Fenomena ini kemudian menjadi suatu hal yang dianggap lumrah dalam Negara, sehingga yang terjadi dan terjadi lagi adalah kemiskinan menimpa masyarakat, mengapa tidak disebabkan telah terjadinya kehilangan mata pencaharian hidup masyarakat adat tolaki seperti mencari rotan dibuat untuk kerajinan local termasuk bahan dasar Kalosara, daun enau dibuat tikar dan masih banyak lagi kebutuhan hidup yang berasal dari hutan., (Mengutip kata-kata orang Tolaki). Inae Konasara Iye Pinesara, Inae Lia Sara Iye Pinekasara artinya Barang Siapa yang menjunjung Tinggi Adat dia Dihormati dan Barang Siapa yang Tidak Menghargai Adat dia dihukum. Kata kata inilah menjadi sebuah rujukan Hukum Adat Tolaki sejak dahulu kala sampai sekarang ini.,
Dahulu kala sektor perkebunan, pertanian, perikanan, yang merupakan primadona masyarakat dalam menghidupi keluarganya Sebaliknya Kondisi sekarang ini membuat masyarakat memiliki ketergantungan terhadap sektor pertambangan, sehingga perekonomian domestik akan menjadi sangat lemah dan rentan bahkan mati suri. Dampaknya masyarakat bukan lagi mati suri, akan tetapi mati selamanya di atas tanah Merah lumpur kekeringan dan banjir. Masyarakatlah yang menanggung kerusakan alam yang amat parah dan inilah yang menjadi akar permasalahan kemiskinan, kerusakan, dan tidak terwujudnya keadilan, kesejahteraan di tengah-tengah masyarakat Adat Tolaki Sulawesi Tenggara.

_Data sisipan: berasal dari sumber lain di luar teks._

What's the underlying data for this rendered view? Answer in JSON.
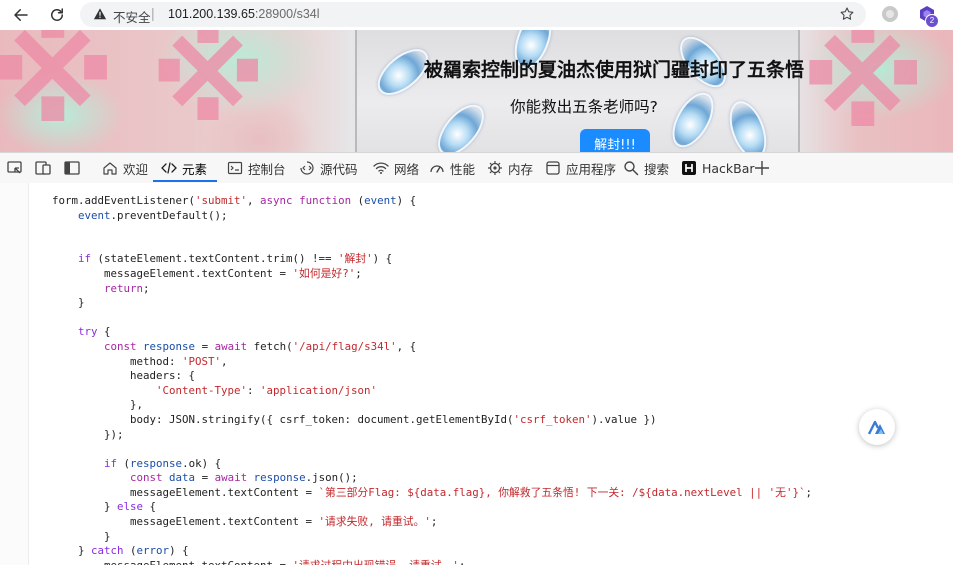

Dalam jangka panjang kondisi ini tidak hanya berpengaruh pada sektor ekonomi saja, tetapi juga pada aspek sosial, budaya, dan politik. Sumber daya alam dengan potensi keuangan yang cukup besar akan membuat penguasa cenderung melakukan penyelewengan-penyelewengan guna mempertahankan kekuasaannya. Yang pada akhirnya dapat berakibat, mereka bebas menguasai secara individu dan kelompok sumber daya alam Sultra yang ada utamanya dibumi KALOSARA.
Hasil rampokkan kekayaan alam dipakai untuk memuaskan nafsu kekuasaan, untuk anak keluarga beserta kroni kroninya. Sementara masyarakat Adat Tolaki yang menjadi korban dari gerakan ini terus dininabobokan dengan sejumlah janji janji dan pencitraan. Dalam hal ini khususnya rakyat petani dan atau kaum terpinggir lainnya, hanya dijadikan komoditi ekonomi dan politik bagi penguasa untuk mempertahankan kekuasaannya.

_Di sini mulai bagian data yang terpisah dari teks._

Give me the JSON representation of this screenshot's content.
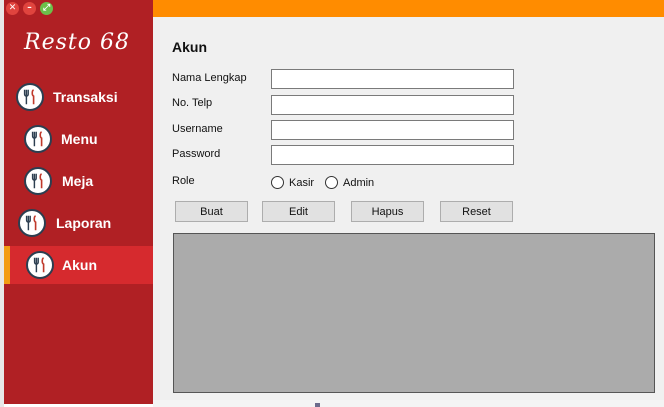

Hukum yang mengatur tentang larangan membantai SDA secara sporadis dan dapat memberikan kenyamanan perlindungan kepada SDA itupun, seolah berpindah kedudukannya untuk mendukung aktivitas para bandit elit itu untuk terus merusak dan menguasai unsur-unsur SDA itu untuk kepentingan mereka.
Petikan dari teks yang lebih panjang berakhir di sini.